SpaceX Falcon 9 Sets All-Time Reuse Record With 36th Flight of a Single Booster

SpaceX Falcon 9 rocket booster touching down on a drone ship at sea at dawn with exhaust flames illuminating the ocean surface

A SpaceX Falcon 9 rocket launched from Cape Canaveral early Thursday morning on the 36th orbital mission of its career, setting a new company record for the most flights ever logged by a single rocket booster.

The milestone puts the vehicle just three flights behind NASA’s Space Shuttle Discovery, which holds the all-time record at 39 missions.

Booster 1067 Makes History Before Dawn

The rocket, known internally as Booster 1067, lifted off at 5:25 a.m. EDT from Space Launch Complex 40 at Cape Canaveral Space Force Station in Florida. It carried 29 Starlink broadband satellites to low Earth orbit as part of the Starlink 10-42 mission, then landed on the drone ship “A Shortfall of Gravitas” roughly eight and a half minutes after liftoff, as Space.com reported.

The landing itself was routine, which is exactly the point. What was extraordinary about this launch is how ordinary it has become. Booster 1067 has now completed 36 round trips to orbit and back, a pace of reuse that would have been dismissed as fantasy when SpaceX first started attempting booster landings in 2015.
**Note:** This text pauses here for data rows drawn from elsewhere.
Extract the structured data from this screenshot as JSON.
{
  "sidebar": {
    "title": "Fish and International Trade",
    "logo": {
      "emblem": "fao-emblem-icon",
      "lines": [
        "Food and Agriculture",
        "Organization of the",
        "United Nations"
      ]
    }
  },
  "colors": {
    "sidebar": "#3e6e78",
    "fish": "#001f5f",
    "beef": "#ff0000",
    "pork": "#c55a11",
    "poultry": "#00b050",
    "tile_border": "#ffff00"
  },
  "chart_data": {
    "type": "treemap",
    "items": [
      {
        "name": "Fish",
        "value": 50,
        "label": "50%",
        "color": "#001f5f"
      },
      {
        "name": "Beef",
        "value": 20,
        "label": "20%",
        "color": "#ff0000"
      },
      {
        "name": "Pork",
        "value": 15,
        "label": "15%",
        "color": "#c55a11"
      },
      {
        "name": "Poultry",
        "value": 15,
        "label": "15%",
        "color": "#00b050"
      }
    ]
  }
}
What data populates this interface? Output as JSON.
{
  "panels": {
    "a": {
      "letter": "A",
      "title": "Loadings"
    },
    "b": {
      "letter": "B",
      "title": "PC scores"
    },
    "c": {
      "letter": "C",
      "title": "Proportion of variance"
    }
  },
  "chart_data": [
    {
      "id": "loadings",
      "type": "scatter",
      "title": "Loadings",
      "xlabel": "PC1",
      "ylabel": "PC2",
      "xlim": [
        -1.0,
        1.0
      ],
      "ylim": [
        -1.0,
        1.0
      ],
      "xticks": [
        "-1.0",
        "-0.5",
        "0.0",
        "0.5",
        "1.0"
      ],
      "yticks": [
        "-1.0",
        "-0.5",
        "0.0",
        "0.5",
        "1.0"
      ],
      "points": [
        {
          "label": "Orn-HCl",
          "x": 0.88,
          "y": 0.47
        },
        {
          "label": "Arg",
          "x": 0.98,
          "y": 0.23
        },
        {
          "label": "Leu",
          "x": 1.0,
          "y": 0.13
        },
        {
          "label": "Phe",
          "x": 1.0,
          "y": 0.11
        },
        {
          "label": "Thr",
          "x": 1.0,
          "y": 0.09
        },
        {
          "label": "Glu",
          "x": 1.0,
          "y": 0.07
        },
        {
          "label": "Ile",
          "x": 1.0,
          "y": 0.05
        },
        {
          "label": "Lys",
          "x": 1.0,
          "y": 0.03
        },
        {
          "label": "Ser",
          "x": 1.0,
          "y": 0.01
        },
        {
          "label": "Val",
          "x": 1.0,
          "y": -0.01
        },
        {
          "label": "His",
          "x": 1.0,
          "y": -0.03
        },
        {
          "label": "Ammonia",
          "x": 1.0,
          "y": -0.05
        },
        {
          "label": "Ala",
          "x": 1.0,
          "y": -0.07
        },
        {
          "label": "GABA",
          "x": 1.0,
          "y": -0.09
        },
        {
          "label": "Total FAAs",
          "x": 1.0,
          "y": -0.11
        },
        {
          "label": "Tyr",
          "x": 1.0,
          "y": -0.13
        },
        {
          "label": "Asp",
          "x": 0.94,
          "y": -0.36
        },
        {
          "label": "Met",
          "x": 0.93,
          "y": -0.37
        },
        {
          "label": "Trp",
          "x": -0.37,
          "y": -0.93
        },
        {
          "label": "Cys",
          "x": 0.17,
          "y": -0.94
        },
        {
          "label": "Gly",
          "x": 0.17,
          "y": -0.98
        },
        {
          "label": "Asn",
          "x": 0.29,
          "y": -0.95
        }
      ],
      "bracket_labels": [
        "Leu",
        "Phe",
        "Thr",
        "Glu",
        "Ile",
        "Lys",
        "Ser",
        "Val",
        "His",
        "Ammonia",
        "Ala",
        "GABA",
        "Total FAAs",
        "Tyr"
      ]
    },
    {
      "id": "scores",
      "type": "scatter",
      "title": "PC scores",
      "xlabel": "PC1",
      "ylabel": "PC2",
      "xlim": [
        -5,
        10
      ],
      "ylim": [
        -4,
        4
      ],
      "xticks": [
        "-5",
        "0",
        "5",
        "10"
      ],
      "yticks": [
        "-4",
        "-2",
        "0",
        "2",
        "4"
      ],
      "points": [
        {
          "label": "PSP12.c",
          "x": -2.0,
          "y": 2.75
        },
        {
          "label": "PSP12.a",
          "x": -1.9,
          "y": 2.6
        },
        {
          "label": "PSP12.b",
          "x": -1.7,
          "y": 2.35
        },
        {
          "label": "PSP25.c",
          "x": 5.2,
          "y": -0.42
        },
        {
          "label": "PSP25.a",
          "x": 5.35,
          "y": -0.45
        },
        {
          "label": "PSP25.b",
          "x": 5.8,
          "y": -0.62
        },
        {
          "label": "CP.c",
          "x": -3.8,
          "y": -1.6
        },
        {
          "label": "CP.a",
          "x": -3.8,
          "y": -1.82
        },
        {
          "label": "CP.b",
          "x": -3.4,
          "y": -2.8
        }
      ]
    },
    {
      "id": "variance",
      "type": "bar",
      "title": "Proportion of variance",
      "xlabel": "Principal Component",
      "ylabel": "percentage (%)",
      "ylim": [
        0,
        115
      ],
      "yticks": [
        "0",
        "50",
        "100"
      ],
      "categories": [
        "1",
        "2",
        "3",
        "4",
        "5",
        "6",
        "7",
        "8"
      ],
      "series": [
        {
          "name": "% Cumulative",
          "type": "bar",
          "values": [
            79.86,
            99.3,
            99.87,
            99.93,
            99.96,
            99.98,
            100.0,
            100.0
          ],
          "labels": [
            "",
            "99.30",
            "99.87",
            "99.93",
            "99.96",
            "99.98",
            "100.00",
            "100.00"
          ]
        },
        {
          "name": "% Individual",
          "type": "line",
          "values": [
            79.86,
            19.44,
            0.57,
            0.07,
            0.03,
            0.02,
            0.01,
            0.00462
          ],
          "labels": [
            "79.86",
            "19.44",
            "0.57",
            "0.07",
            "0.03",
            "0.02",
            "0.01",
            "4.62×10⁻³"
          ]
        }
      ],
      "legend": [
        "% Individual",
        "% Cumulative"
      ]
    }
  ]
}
Three Flights From the Shuttle Record

The overall record for the most flights by a single reusable spacecraft belongs to NASA’s Space Shuttle Discovery, which flew 39 missions between 1984 and 2011. The shuttle program cost approximately $209 billion over its lifetime, and each mission required months of refurbishment between flights. SpaceX turns Falcon 9 boosters around in weeks, sometimes days.
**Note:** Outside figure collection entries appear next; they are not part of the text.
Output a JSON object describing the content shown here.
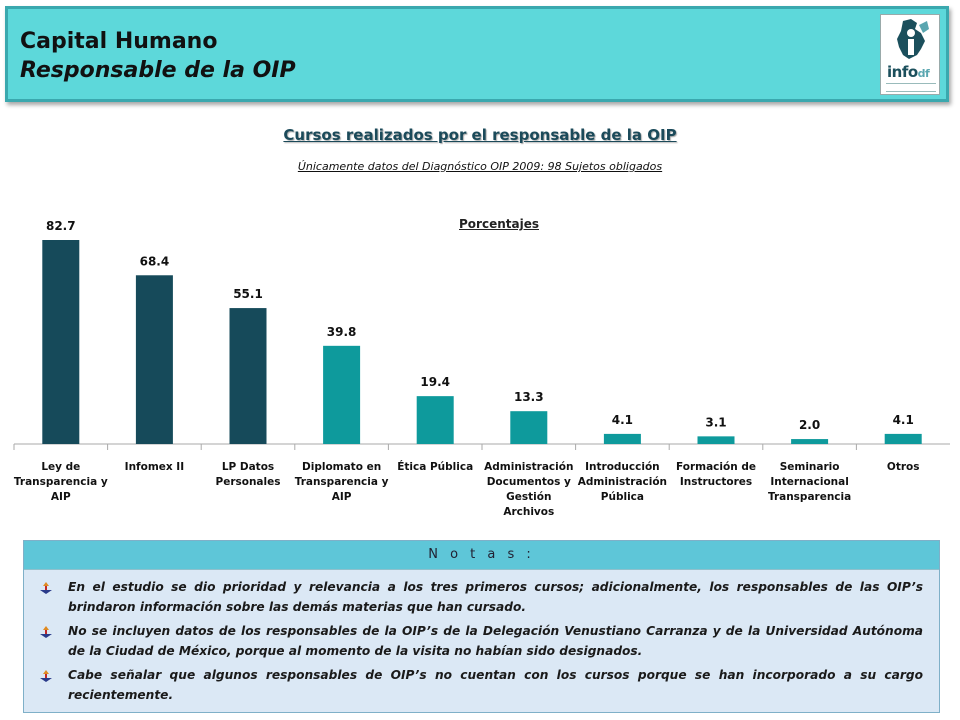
{
  "header": {
    "title": "Capital Humano",
    "subtitle": "Responsable de la OIP",
    "logo_text": "info",
    "logo_suffix": "df"
  },
  "chart_data": {
    "type": "bar",
    "title": "Cursos realizados por el responsable de la OIP",
    "subtitle": "Únicamente datos del Diagnóstico OIP 2009: 98 Sujetos obligados",
    "unit_label": "Porcentajes",
    "categories": [
      "Ley de Transparencia y AIP",
      "Infomex II",
      "LP Datos Personales",
      "Diplomato en Transparencia y AIP",
      "Ética Pública",
      "Administración Documentos y Gestión Archivos",
      "Introducción Administración Pública",
      "Formación de Instructores",
      "Seminario Internacional Transparencia",
      "Otros"
    ],
    "category_lines": [
      [
        "Ley de",
        "Transparencia y",
        "AIP"
      ],
      [
        "Infomex II"
      ],
      [
        "LP Datos",
        "Personales"
      ],
      [
        "Diplomato en",
        "Transparencia y",
        "AIP"
      ],
      [
        "Ética Pública"
      ],
      [
        "Administración",
        "Documentos y",
        "Gestión",
        "Archivos"
      ],
      [
        "Introducción",
        "Administración",
        "Pública"
      ],
      [
        "Formación de",
        "Instructores"
      ],
      [
        "Seminario",
        "Internacional",
        "Transparencia"
      ],
      [
        "Otros"
      ]
    ],
    "values": [
      82.7,
      68.4,
      55.1,
      39.8,
      19.4,
      13.3,
      4.1,
      3.1,
      2.0,
      4.1
    ],
    "value_labels": [
      "82.7",
      "68.4",
      "55.1",
      "39.8",
      "19.4",
      "13.3",
      "4.1",
      "3.1",
      "2.0",
      "4.1"
    ],
    "ylim": [
      0,
      100
    ],
    "grid": false,
    "colors": [
      "#164a5a",
      "#164a5a",
      "#164a5a",
      "#0e9a9c",
      "#0e9a9c",
      "#0e9a9c",
      "#0e9a9c",
      "#0e9a9c",
      "#0e9a9c",
      "#0e9a9c"
    ]
  },
  "notes": {
    "heading": "N o t a s :",
    "items": [
      "En el estudio se dio prioridad y relevancia a los tres primeros cursos; adicionalmente, los responsables de las OIP’s brindaron información sobre las demás materias que han cursado.",
      "No se incluyen datos de los responsables de la OIP’s de la Delegación Venustiano Carranza y de la Universidad Autónoma de la Ciudad de México, porque al momento de la visita no habían sido designados.",
      "Cabe señalar que algunos responsables de OIP’s no cuentan con los cursos porque se han incorporado a su cargo recientemente."
    ],
    "bullet_icon": "arrow-bullet-icon"
  },
  "colors": {
    "header_bg": "#5dd8da",
    "dark_bar": "#164a5a",
    "light_bar": "#0e9a9c",
    "notes_bg": "#dbe8f5",
    "notes_head": "#5ec6d8"
  }
}
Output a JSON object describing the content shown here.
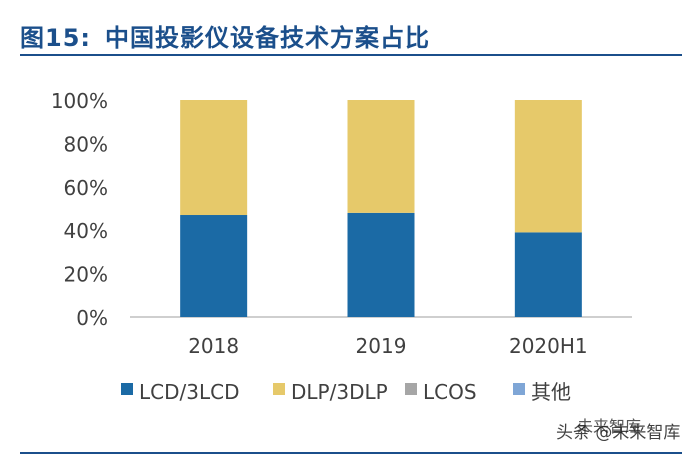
{
  "header": {
    "figure_label": "图15:",
    "figure_title": "中国投影仪设备技术方案占比"
  },
  "chart_data": {
    "type": "bar",
    "stacked": true,
    "categories": [
      "2018",
      "2019",
      "2020H1"
    ],
    "series": [
      {
        "name": "LCD/3LCD",
        "color": "#1b6aa5",
        "values": [
          47,
          48,
          39
        ]
      },
      {
        "name": "DLP/3DLP",
        "color": "#e6c96a",
        "values": [
          53,
          52,
          61
        ]
      },
      {
        "name": "LCOS",
        "color": "#a6a6a6",
        "values": [
          0,
          0,
          0
        ]
      },
      {
        "name": "其他",
        "color": "#7fa6d6",
        "values": [
          0,
          0,
          0
        ]
      }
    ],
    "ylim": [
      0,
      100
    ],
    "yticks": [
      0,
      20,
      40,
      60,
      80,
      100
    ],
    "ytick_labels": [
      "0%",
      "20%",
      "40%",
      "60%",
      "80%",
      "100%"
    ],
    "legend_position": "bottom",
    "grid": false
  },
  "watermark": {
    "text": "头条 @未来智库",
    "logo_text": "未来智库"
  }
}
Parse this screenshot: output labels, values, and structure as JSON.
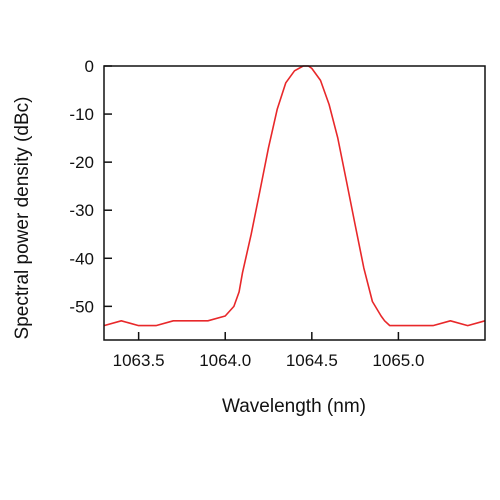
{
  "chart_data": {
    "type": "line",
    "title": "",
    "xlabel": "Wavelength (nm)",
    "ylabel": "Spectral power density (dBc)",
    "xlim": [
      1063.3,
      1065.5
    ],
    "ylim": [
      -57,
      0
    ],
    "x_ticks": [
      1063.5,
      1064.0,
      1064.5,
      1065.0
    ],
    "x_tick_labels": [
      "1063.5",
      "1064.0",
      "1064.5",
      "1065.0"
    ],
    "y_ticks": [
      0,
      -10,
      -20,
      -30,
      -40,
      -50
    ],
    "y_tick_labels": [
      "0",
      "-10",
      "-20",
      "-30",
      "-40",
      "-50"
    ],
    "grid": false,
    "legend": "none",
    "series": [
      {
        "color": "#e8282a",
        "x": [
          1063.3,
          1063.4,
          1063.5,
          1063.6,
          1063.7,
          1063.8,
          1063.9,
          1064.0,
          1064.05,
          1064.08,
          1064.1,
          1064.15,
          1064.2,
          1064.25,
          1064.3,
          1064.35,
          1064.4,
          1064.45,
          1064.48,
          1064.5,
          1064.55,
          1064.6,
          1064.65,
          1064.7,
          1064.75,
          1064.8,
          1064.85,
          1064.9,
          1064.92,
          1064.95,
          1065.0,
          1065.1,
          1065.2,
          1065.3,
          1065.4,
          1065.5
        ],
        "y": [
          -54,
          -53,
          -54,
          -54,
          -53,
          -53,
          -53,
          -52,
          -50,
          -47,
          -43,
          -35,
          -26,
          -17,
          -9,
          -3.5,
          -1,
          0,
          0,
          -0.5,
          -3,
          -8,
          -15,
          -24,
          -33,
          -42,
          -49,
          -52,
          -53,
          -54,
          -54,
          -54,
          -54,
          -53,
          -54,
          -53
        ]
      }
    ]
  }
}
That comparison captures the structural difference that has reshaped the launch industry. The shuttle proved reusability was technically possible. SpaceX, which went public earlier this year in one of the most anticipated IPOs of the decade, proved it was economically viable. Those are different achievements, and the second one is the one that matters for what comes next.

The Business Model Behind the Record

Thursday’s launch was SpaceX’s 80th Falcon 9 mission of 2026, according to Spaceflight Now, with roughly 80 percent of this year’s flights dedicated to growing the Starlink constellation. The sheer volume explains why reuse is not just a technical preference but a financial necessity. Building a new booster for each of those 80 flights would make the launch cadence impossible at any price point the market would bear.

SpaceX did not invent reusability. NASA explored the concept across multiple decades and programs. What SpaceX did was treat the rocket like a commercial aircraft: an asset whose value compounds through repetition rather than depreciating after a single use. Booster 1067’s 36th flight means the hardware investment in that single vehicle has been amortized across 36 revenue-generating missions, a return on investment that no expendable rocket can match.

What 36 Flights Means for the Industry

The rest of the launch industry has taken notice. United Launch Alliance, Blue Origin, Rocket Lab, and the European Space Agency are all developing partially or fully reusable vehicles, in large part because SpaceX’s economics have made expendable rockets uncompetitive for most commercial payloads.

The question is no longer whether reusability works. It is whether anyone else can close the gap before SpaceX’s head start becomes permanent. Booster 1067 will almost certainly break the shuttle’s record within the year. When it does, it will not be a nostalgia milestone. It will be confirmation that the economics of reaching orbit have fundamentally changed, and that the company that changed them has no intention of slowing down.